Stenzl kann dem nicht folgen: Wenn ein Mann
einen bösartigen Tumor hat und auf Grund seiner
physischen und psychischen Konstitution durchaus
noch eine Lebenserwartung von zehn Jahren haben
kann, „kann man nicht einfach zusehen – das ist nicht
fair, da sollte man behandeln!“
Prostatakrebs in jungen Jahren ist äußerst aggressiv, aber glücklicherweise auch selten. Der neue Urologie-Chef ist entschieden dafür, mit 45 Jahren mit
den Vorsorge-PSA-Tests zu beginnen, bei familiärer
Krebsvorbelastung bereits mit 40. Wenn keine
Symptome festgestellt werden, reicht Vorsorge im
Zweijahres-Abstand. Die gesetzlichen Krankenkassen
in Deutschland freilich zahlen den PSA-Test nicht, im
Gegensatz zu Österreich, wo nicht zuletzt die Innsbrucker Untersuchung überzeugt hat.

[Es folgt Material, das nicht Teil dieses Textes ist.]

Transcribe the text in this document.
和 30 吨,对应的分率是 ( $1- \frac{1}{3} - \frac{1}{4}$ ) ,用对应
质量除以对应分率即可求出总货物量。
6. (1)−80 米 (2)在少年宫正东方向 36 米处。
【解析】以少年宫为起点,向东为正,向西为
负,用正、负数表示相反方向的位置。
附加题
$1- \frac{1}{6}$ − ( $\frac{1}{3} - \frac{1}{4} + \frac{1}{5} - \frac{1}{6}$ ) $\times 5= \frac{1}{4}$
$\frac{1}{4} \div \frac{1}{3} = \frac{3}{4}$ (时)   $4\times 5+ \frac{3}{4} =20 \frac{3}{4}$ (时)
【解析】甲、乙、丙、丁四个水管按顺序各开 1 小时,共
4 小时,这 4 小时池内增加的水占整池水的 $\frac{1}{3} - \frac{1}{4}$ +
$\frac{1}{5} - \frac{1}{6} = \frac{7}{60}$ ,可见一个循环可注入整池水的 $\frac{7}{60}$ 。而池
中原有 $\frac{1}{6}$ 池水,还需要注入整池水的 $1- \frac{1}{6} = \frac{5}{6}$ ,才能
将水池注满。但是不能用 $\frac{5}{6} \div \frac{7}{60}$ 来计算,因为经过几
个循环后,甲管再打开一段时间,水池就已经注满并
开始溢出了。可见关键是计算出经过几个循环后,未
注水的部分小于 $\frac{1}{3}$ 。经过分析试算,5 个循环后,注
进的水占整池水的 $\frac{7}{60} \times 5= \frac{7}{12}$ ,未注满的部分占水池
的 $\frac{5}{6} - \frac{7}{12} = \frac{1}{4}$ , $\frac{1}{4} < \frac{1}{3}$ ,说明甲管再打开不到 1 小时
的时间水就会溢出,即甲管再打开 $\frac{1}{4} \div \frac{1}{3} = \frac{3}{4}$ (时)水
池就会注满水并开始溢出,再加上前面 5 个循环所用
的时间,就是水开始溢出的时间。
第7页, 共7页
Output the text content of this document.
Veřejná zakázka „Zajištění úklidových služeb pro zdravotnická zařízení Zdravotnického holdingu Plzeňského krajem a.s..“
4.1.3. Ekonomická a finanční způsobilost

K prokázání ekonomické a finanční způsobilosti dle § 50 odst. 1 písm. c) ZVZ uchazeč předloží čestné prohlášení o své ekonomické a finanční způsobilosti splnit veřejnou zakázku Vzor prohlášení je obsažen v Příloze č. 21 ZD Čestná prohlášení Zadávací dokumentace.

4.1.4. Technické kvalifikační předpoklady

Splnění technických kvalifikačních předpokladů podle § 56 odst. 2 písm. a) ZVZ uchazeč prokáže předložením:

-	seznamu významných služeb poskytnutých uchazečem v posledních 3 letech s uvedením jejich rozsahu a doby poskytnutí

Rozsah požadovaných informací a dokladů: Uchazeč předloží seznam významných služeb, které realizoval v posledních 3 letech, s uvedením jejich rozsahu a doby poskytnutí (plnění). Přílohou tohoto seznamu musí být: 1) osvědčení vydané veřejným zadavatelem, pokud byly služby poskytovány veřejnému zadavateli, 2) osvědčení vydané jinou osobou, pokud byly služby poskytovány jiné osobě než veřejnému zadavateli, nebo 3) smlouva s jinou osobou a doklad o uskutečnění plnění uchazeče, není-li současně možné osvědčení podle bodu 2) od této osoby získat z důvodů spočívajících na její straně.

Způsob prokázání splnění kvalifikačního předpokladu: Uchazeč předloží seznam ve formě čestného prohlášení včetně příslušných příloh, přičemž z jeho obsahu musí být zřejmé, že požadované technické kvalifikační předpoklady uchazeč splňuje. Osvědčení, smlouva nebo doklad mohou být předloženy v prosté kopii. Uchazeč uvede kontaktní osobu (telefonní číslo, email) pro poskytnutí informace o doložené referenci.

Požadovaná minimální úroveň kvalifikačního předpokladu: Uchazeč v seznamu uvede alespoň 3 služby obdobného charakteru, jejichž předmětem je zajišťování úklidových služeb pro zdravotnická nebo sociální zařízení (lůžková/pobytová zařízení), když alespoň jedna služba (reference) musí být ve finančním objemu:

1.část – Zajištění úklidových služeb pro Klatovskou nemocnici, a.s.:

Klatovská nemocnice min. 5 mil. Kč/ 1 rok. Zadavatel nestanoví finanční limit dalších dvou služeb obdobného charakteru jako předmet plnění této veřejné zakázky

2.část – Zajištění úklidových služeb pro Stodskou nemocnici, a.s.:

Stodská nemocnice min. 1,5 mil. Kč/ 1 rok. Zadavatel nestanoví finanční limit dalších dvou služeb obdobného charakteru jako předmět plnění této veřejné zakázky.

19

Bei der Therapie eines Prostatakarzinoms stehen
Stenzl zufolge Operation und Bestrahlung gleichwertig nebeneinander. „Auf jeden Fall besteht bei
Prostatakrebs Behandlungsbedarf.“ Die Angst der
Männer vor anschließender Impotenz ist, sagt Stenzl,
unbegründet: „Wir können heute zum Beispiel so
operieren, dass nicht nur der Schließmuskel erhalten
bleibt, sondern auch die Potenznerven verschont
werden, wenn das vom Tumor her möglich ist.“
Wenn die Potenznerven aber entfernt werden
müssen, „können wir – gleich im Rahmen der Tumoroperation – aus dem Unterschenkel sensitive Nerven
nehmen und die entfernten Potenznerven damit
mikrochirurgisch rekonstruieren“. 80 bis 90 Prozent
der Patienten mit einem Prostatakarzinom in günstigen Stadien können laut Stenzl mit Heilung rechnen.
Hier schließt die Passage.